To install and customize vim, I have customize/vim:
apt-get -y install vim
wget -qO/root/.vimrc http://ec2web.mycompany.com/configs/os/.vimrc
echo 'alias vi=vim' >> /root/.bashrc
...where .vimrc is a customized file that I keep under the document root of the same web server where I keep my scripts.
Finally, install/puppet looks like this:
apt-get -y install puppet
wget -qO/etc/puppet/puppetd.conf http://ec2web.mycompany.com/configs/puppet/puppetd.conf
Here I am installing puppet via apt-get, then I'm downloading a custom puppetd.conf configuration, which points at puppetmaster as its server name (instead of the default, which is puppet). Finally, I restart puppet so that the new configuration takes effect.
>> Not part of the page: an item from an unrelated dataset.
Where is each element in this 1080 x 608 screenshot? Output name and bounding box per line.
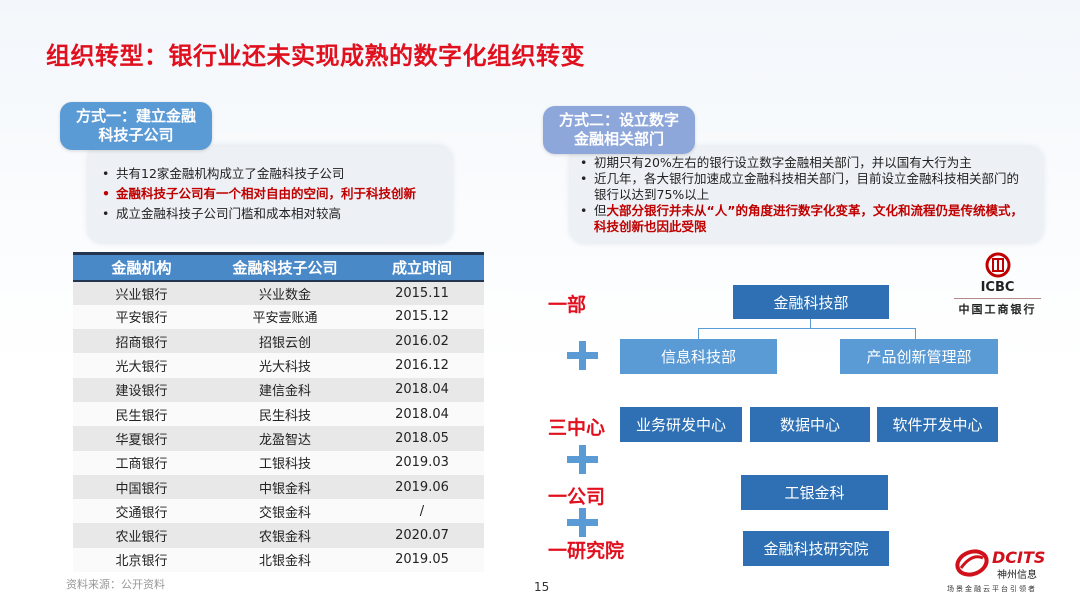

Note that I want to keep these scripts to the bare minimum that allows me to:
1) ssh into the instance in case anything goes wrong
2) install and configure puppet so the instance can talk to the puppetmaster
The actual package and application installations and customizations on my newly launched image will be done through puppet, by associating the instance hostname with a node that is defined on the puppetmaster; I am also adding more entries to /etc/hosts as needed using puppet-specific mechanisms such as the 'host' type (as promised, blog post on this forthcoming...)
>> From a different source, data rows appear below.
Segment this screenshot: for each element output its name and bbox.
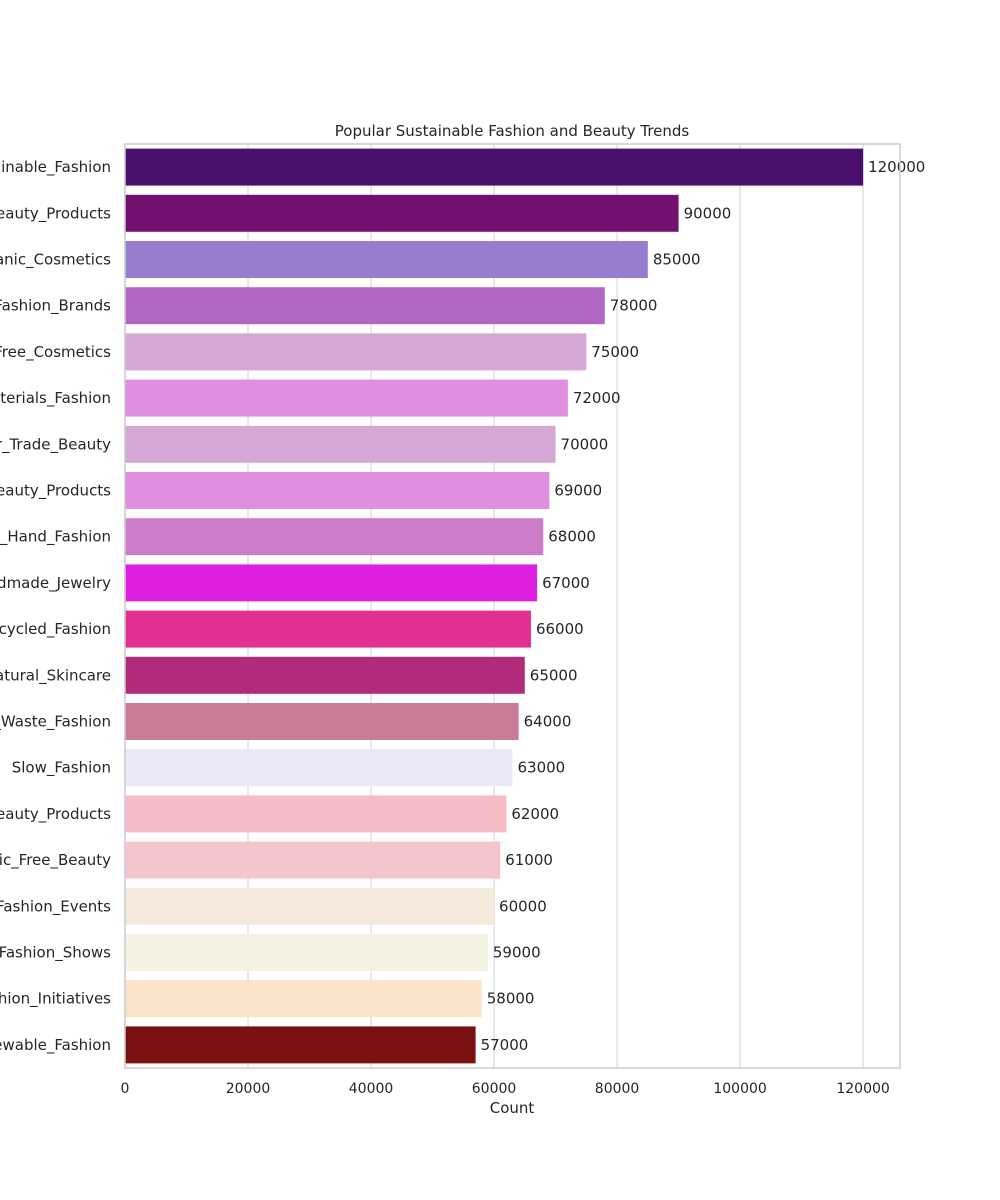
- category-label: _Fashion_Events: [0, 897, 111, 916]
- x-tick-label: 80000: [595, 1081, 640, 1097]
- bar: [125, 887, 495, 925]
- category-label: _Waste_Fashion: [0, 713, 111, 732]
- bar: [125, 934, 488, 971]
- value-label: 60000: [499, 897, 547, 915]
- value-label: 75000: [591, 343, 639, 361]
- value-label: 57000: [481, 1036, 529, 1054]
- value-label: 59000: [493, 944, 541, 962]
- category-label: Beauty_Products: [0, 482, 111, 501]
- x-axis-title: Count: [490, 1099, 535, 1117]
- x-tick-label: 120000: [836, 1081, 889, 1097]
- value-label: 65000: [530, 666, 578, 684]
- value-label: 69000: [554, 482, 602, 500]
- bar: [125, 980, 482, 1018]
- grid-lines: [124, 144, 864, 1068]
- category-label: Fashion_Brands: [0, 297, 111, 316]
- category-label: aterials_Fashion: [0, 389, 111, 408]
- category-label: _Fashion_Shows: [0, 944, 111, 963]
- plot-frame: [124, 143, 901, 1069]
- bar: [125, 656, 525, 694]
- bar: [125, 703, 519, 740]
- category-label: ir_Trade_Beauty: [0, 435, 111, 454]
- bar: [125, 241, 648, 278]
- category-label: d_Hand_Fashion: [0, 528, 111, 547]
- value-label: 62000: [511, 805, 559, 823]
- bar: [125, 148, 864, 186]
- value-label: 64000: [524, 713, 572, 731]
- category-label: Beauty_Products: [0, 204, 111, 223]
- value-label: 68000: [548, 528, 596, 546]
- value-label: 72000: [573, 389, 621, 407]
- bar: [125, 564, 538, 602]
- bar: [125, 1026, 476, 1064]
- bar: [125, 518, 544, 556]
- value-label: 85000: [653, 251, 701, 269]
- bar: [125, 472, 550, 509]
- value-label: 58000: [487, 990, 535, 1008]
- category-label: tic_Free_Beauty: [0, 851, 111, 870]
- category-labels: ainable_Fashion Beauty_Products ganic_Cosm…: [0, 158, 111, 1055]
- category-label: ainable_Fashion: [0, 158, 111, 177]
- category-label: Slow_Fashion: [12, 759, 111, 778]
- category-label: Natural_Skincare: [0, 666, 111, 685]
- bar: [125, 194, 679, 232]
- x-tick-label: 100000: [713, 1081, 766, 1097]
- category-label: Free_Cosmetics: [0, 343, 111, 362]
- x-tick-label: 40000: [349, 1081, 394, 1097]
- x-tick-label: 0: [121, 1081, 130, 1097]
- value-labels: 120000 90000 85000 78000 75000 72000 70000 6900…: [481, 158, 926, 1054]
- value-label: 67000: [542, 574, 590, 592]
- value-label: 70000: [561, 435, 609, 453]
- bar: [125, 333, 587, 371]
- bar: [125, 425, 556, 463]
- category-label: pcycled_Fashion: [0, 620, 111, 639]
- chart-title: Popular Sustainable Fashion and Beauty T…: [335, 122, 690, 140]
- bar: [125, 749, 513, 787]
- bar: [125, 287, 605, 325]
- bars: [125, 148, 864, 1064]
- value-label: 63000: [518, 759, 566, 777]
- bar: [125, 610, 531, 648]
- bar: [125, 379, 568, 417]
- category-label: ganic_Cosmetics: [0, 251, 111, 270]
- value-label: 120000: [868, 158, 925, 176]
- bar: [125, 795, 507, 833]
- x-tick-label: 20000: [226, 1081, 271, 1097]
- value-label: 66000: [536, 620, 584, 638]
- x-axis-ticks: 0 20000 40000 60000 80000 100000 120000: [121, 1081, 890, 1097]
- value-label: 61000: [505, 851, 553, 869]
- category-label: Beauty_Products: [0, 805, 111, 824]
- category-label: ashion_Initiatives: [0, 990, 111, 1009]
- x-tick-label: 60000: [472, 1081, 517, 1097]
- category-label: ewable_Fashion: [0, 1036, 111, 1055]
- value-label: 78000: [610, 297, 658, 315]
- bar: [125, 841, 501, 879]
- value-label: 90000: [684, 204, 732, 222]
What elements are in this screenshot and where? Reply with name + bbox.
Note that you need to make sure you have good security for the web server instance which is serving your scripts to runurl; Eric Hammond talks about using S3 for that, but it's too complicated IMO (you need to sign URL and expire them, etc.) In my case, I preferred to use an internal Apache instance with basic HTTP authentication, and to only allow traffic on port 80 from certain security groups within EC2 (my Apache server doubles as the puppetmaster BTW).